Viernes, 15 de enero de 2010 | Hoy
PUBLICIDAD
Por Graciela Zobame
No estaba mirando la televisión. Pero eso no quita que no estuviera encendida. Fue así que sin mirar al pajarito me pareció estar oyendo la voz de mi conciencia saliendo del aparato. Dirán que ese pajarito estúpido de la publicidad de galletitas no está a mi altura. Bueno, es cierto, pero ocurre que me decía cosas que suele decirme: “Que se me está cayendo todo, que me estoy pareciendo a mi mamá”. Claro que también decía otras cosas que espero no me diga nunca, como que tengo que elegir si voy a Buzios o me hago las lolas. Me resisto a decir la palabra lolas, ese modo de hablar de las tetas mías, los senos de mi abuela y los pechos de mi madre que tiene la televisión desde hace unos años. Me resisto a elegir entre un quirófano o una playa aunque el precio haga equivalente a estas dos distracciones. Pensé que era mi conciencia, sólo un detalle me hizo desconfiar. Y no es el de casarse antes de los 30 ni otra aberración retrógrada que no comparto, podía ser que mi voz interior hubiera comprado sin mirar todos los mandatos que se replican en revistas, programas y avisos publicitarios. La conciencia decía que tengo treinta años y que no me casé y por única vez dejaba de sermonearme con otra lista que no tiene nada que ver con ésta que parecía no tener fin: qué escuela elijo para los chicos, cómo hago para que mi amante no insista con no ponerse preservativo, en fin. Mi conciencia no es tan original pero tampoco cuadra mucho con una moral y una asepsia que las publicidades adoptan por miedo a que se vaya el cliente. La publicidad señala los problemas pero enseguida aporta las soluciones: hay detergentes poderosos y comidas precocidas para no parecerme a mamá, cremas y aparatos para que no se me caiga, desodorantes para conquistar hombres antes de los 30. No hay producto disponible para el machismo del amante o para la incertidumbre que genera el sistema escolar.

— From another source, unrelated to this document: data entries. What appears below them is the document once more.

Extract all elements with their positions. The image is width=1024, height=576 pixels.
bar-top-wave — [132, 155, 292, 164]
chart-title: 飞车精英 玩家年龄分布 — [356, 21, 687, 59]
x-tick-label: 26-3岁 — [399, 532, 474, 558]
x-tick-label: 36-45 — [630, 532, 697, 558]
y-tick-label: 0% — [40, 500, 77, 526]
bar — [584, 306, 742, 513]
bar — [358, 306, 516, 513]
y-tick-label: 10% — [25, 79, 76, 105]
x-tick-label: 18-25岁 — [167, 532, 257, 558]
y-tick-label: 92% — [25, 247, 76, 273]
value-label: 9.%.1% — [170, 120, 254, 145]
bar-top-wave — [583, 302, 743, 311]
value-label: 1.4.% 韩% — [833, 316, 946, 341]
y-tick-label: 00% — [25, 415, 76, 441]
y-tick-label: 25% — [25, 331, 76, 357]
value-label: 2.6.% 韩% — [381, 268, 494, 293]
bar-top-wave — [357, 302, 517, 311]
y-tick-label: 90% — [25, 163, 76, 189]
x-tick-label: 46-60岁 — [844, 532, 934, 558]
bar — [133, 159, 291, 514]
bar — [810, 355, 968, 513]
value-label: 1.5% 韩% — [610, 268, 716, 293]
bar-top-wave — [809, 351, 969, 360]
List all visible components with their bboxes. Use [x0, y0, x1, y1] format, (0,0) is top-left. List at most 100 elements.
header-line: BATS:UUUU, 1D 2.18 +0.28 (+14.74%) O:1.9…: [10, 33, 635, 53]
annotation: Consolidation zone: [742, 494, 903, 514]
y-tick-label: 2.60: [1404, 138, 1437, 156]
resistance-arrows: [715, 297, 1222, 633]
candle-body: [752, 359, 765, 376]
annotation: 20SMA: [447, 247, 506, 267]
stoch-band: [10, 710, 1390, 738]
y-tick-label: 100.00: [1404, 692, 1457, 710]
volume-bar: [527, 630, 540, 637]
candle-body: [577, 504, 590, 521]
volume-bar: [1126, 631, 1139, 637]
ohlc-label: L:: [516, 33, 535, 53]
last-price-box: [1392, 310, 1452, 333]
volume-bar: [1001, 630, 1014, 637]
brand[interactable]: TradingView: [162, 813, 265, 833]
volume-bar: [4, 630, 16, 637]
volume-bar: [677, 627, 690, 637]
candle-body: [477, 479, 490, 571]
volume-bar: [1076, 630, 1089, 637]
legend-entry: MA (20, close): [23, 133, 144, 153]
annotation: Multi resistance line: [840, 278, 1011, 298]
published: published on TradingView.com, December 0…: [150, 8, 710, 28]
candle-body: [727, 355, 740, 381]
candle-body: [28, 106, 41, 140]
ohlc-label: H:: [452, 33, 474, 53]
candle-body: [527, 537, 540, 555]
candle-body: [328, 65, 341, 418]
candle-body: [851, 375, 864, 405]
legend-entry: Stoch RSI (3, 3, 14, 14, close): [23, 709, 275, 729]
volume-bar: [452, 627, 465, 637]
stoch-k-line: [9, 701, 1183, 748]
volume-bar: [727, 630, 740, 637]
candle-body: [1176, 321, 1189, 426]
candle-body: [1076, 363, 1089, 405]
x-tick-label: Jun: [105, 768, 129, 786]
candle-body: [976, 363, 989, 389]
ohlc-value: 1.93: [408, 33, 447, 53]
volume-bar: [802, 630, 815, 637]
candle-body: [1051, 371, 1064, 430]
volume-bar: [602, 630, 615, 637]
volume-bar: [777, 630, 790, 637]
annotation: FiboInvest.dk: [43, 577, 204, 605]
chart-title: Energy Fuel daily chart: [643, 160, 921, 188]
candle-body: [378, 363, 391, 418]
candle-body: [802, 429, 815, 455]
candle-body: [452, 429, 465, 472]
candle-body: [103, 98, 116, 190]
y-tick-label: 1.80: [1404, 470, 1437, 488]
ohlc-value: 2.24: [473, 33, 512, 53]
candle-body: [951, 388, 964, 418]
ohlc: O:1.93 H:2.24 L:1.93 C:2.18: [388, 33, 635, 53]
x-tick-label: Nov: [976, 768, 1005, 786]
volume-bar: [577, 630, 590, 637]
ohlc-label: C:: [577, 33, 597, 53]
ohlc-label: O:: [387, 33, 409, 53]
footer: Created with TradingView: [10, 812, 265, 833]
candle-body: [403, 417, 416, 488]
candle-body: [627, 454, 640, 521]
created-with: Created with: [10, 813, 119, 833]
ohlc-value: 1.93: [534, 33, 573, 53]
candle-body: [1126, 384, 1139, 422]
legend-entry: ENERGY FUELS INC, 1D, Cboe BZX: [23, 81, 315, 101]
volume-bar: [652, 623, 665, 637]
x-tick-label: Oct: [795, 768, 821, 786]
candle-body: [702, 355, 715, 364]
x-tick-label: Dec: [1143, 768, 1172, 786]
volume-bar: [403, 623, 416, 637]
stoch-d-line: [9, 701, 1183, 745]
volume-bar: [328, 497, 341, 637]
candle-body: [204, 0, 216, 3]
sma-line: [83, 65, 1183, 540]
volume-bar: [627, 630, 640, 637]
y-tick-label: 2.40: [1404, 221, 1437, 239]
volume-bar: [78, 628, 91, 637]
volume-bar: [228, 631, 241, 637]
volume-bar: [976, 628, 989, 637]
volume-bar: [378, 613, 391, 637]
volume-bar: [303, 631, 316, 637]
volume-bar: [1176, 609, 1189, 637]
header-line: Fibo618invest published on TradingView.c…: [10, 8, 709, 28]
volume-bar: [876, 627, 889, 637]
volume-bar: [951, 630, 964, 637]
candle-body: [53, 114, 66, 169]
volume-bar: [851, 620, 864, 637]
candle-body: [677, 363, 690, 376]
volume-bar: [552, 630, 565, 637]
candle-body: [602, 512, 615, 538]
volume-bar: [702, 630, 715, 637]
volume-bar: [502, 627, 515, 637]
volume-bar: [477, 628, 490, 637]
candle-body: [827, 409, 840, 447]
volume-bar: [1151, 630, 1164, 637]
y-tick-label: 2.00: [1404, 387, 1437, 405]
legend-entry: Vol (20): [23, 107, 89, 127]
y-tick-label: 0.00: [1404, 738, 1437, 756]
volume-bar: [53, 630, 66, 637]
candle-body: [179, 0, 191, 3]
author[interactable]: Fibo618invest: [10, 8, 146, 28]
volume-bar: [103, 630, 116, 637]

Pero lo que me hizo desconfiar definitivamente es que mi voz interior había cambiado su tono encantador y que ya me es tan familiar por esa voz de pito, que dicho con todo el doble sentido posible, era además una voz de hombre. Le pusieron voz de hombre a la conciencia de la dama media femenina. O dirán que le pusieron voz de pajarraco, es posible. Al darme vuelta advertí que se trataba de un spot publicitario. Un pájaro carpintero le está comiendo los sesos a una chica que acaba de despertarse y desde que se levanta, mientras se cepilla los dientes y se dispone a tomar su desayuno, le va llenando la cabeza con una serie de cuentas pendientes. Quise enojarme. Me sentí tocada en mi fuero íntimo. La lista de estupideces le habla a la mujer más sometida del planeta o refuerza su sometimiento obligándola ahora a sacarse esas ideas estúpidas de la cabeza tragándose un par de galletitas. Pero me reí. No me enojé. Por suerte no era esa la voz de mi conciencia, me calmé. Pero casi lo era, reconozco. No estoy segura de salir a comprar las galletitas que dan la cordura y el amor propio suficiente como para decirle a los pajaritos en la cabeza que vuelva al árbol. Pero reconozco que la próxima vez que me escuche o escuche decir alguna de esas frases tortuosas, las asociaré con esa voz de pito, y usaré el aire comprimido, como en la más tierna infancia.